To him, the judges ought to demonstrate that they mean business.

Mutunga once tweeted that Dr Matiang’i could be subjected to citizen arrest even in church for disobeying court orders. “If you send Boniface Mwangi to arrest Matiang’i, he will do it,” he says with a chuckle.

Mutunga and Mr Mwangi are engaged in civil society activities. That is why he is vouching for alternative leadership across all the sectors; in politics, religion, academics… “anchored in Chapter 6.”

This “so that the pastors do not do what they are doing and that the political leadership negotiating investment on behalf of the country do so in good faith and focus on the country and not themselves,” he explains.

Alternative leadership is that “which will make sure that public goods – health, education, security, energy and transport, land and resources and water … and even internet is affordable to those at the bottom of the pyramid.”

“You need a political leadership that makes you and me know that if we died, our children would have good education, health and free energy... and a government that will control the price of unga and rent and other basic commodities, and push back against the IMF and the World Bank.”

Alternative leadership makes sure resources are not stolen or wasted, he adds. “Benchmarking, retreats and all that are conduits for ripping off the public.”

He admits that tackling trips and per diem is difficult. “I had to choose my battles well… that one I did not touch.”

Mutunga despairs at the lack of issues in the country’s politics, especially the presidential campaigns, and singles out Reuben Kigame as one introducing issues into the political discourse.

How far Kigame will go is a matter of conjecture.

Mutunga admits that this is a huge task and hopes that Makueni Governor Kivutha Kibwana will try and “create something” that will then peak in 2027, because it will culminate in a “generational alternative” of those aged under 35, who he says will demand for more from their leaders.

“I am not calling for a revolution… I am calling for the full implementation of the 2010 Constitution because in it lies that alternative leadership I am seeking.”

This is especially on issues to do with land, which he says have been mishandled to the detriment of the people and the economy. “The National Land Commission has let the country down… why didn’t they implement the Ndung’u Commission report?”

The alternative leadership will be grass-roots driven.

You will be lucky not to be affected by his belief in the 2010 Constitution.

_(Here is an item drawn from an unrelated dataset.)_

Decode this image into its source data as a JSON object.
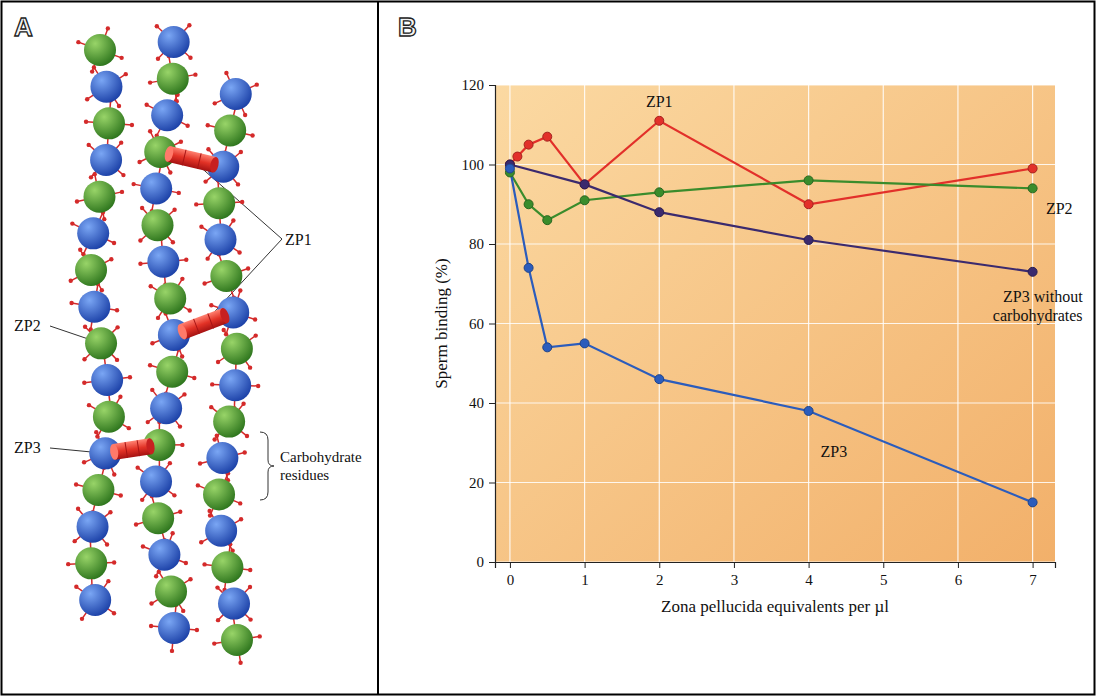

His obsession with it is akin to the common phrase: “It is what the doctor recommended.”

“The Constitution has values that have to be reflected by all leadership from across all fields; it is all encompassing.”

To him, unless we appreciate that it is all-encompassing, we will continue witnessing the tension of Judiciary pulling one way and the corporate pulling another. In his wisdom, it is the political leadership that takes control of things. It therefore falls on the politicians to show the vision of implementing the 2010 Constitution.

And hence his frustration with the disobedience of court orders. Because to him; A disobedience at the top then spreads down to the common man; a perfect recipe for chaos and disorder.”

“If President Uhuru Kenyatta obeys court orders, who else is going to disobey those orders… no DCI or chief will dare.”

Yet he is hopeful and paints a sunnier view of things.

He says Kenya is better in spite of everything and it stands at a better place than at any time before.

And singles out the freedom to sketch the President and top government officials by editorial cartoonists as one of the fruits of change not enjoyed anywhere in the region.

“Magufuli (former Tanzanian President) was never sketched and freedom of the media is not subverted.”

He says he realised that if one is consistent in articulating issues, it becomes hard to be attacked by those who don’t share your views.

Mutunga finally reveals that at no time was he called, reprimanded or requested to “go slow” in his criticism of the government or of the President.